A trader and an analyst said there was little fundamental reason for the climb, and noted that seasonally the market usually moves higher this time of year, at least until the August crop report, which will be released Aug. 12. Month-end positioning was also noted.
"We're also seeing a short-covering rally here," said Joel Karlin, an analyst for Western Milling. "I'm not going to read a whole lot into it."
Corn was weaker in early trade, but outside markets soon prevailed, as crude oil surged and the dollar slipped.
Mike Zuzolo, president of Global Commodity Analytics & Consulting, said that cash prices have "woken up" the past few days.
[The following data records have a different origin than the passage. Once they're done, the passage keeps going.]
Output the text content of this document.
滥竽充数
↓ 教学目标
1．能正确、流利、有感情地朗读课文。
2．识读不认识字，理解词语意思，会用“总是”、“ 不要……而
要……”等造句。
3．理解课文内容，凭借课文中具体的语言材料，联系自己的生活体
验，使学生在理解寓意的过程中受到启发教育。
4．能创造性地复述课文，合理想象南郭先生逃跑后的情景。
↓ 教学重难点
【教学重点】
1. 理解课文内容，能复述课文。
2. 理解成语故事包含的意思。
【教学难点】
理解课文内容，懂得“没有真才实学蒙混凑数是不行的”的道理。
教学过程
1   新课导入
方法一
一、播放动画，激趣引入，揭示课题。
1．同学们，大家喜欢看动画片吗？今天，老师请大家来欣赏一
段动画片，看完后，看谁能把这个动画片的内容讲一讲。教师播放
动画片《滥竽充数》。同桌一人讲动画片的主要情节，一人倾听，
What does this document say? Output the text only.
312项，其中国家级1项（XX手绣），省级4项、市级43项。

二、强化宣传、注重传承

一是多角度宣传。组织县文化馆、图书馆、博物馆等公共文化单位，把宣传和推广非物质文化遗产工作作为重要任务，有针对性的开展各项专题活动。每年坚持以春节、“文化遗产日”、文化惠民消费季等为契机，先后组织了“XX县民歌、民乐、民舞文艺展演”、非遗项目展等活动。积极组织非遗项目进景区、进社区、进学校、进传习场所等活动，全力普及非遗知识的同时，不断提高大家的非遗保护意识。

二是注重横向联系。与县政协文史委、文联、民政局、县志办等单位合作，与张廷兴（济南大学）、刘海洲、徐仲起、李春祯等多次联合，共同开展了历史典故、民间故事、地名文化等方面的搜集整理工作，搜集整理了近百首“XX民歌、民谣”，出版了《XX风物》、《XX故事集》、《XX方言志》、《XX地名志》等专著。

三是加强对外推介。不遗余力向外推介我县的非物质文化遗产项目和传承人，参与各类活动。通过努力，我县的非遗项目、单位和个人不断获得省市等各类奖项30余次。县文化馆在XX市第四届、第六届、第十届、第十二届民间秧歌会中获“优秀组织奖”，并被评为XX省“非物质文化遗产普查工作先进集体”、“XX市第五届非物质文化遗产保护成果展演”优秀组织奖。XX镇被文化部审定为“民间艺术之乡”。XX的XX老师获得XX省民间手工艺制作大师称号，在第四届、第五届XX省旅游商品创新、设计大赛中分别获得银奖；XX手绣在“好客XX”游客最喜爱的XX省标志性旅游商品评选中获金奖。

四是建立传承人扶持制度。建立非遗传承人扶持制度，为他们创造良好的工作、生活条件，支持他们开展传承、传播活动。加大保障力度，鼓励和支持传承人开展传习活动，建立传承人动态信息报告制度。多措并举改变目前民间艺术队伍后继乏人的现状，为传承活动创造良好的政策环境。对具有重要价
The strength in cash, strong export demand and the possibility of heat creeping into the Western corn belt in the long-range forecast has helped shift market sentiment, he said.
"I think that brought the psychology back near closer to center, where the corn was not an obvious sell like it has been," he said.
But some traders discount any potential weather threat, and say the ongoing cool weather is good for the crop.
Mark Gold, managing partner for Top Third Ag Marketing, said in a market commentary that there are divergent views on upcoming weather.
"It looks like this weekend will be the first all summer when the weather could cause the grains to move dramatically on Sunday night," Gold said. "The question is which way?"
Analysts on Friday also noted that the government reported increased ethanol production in May, which could make up for continued weak feed demand.
Analysts see resistance for December corn at US$3.50.
Funds bought an estimated 6,000 contracts.
CBOT oats futures ended higher. September oats climbed 4 cents to US$1.98 a bushel and December oats ended up 4 cents at US$2.12.
Ethanol futures were higher. August ethanol ended up US$0.021 at US$1.625 a gallon and September ethanol climbed US$0.012 to US$1.583.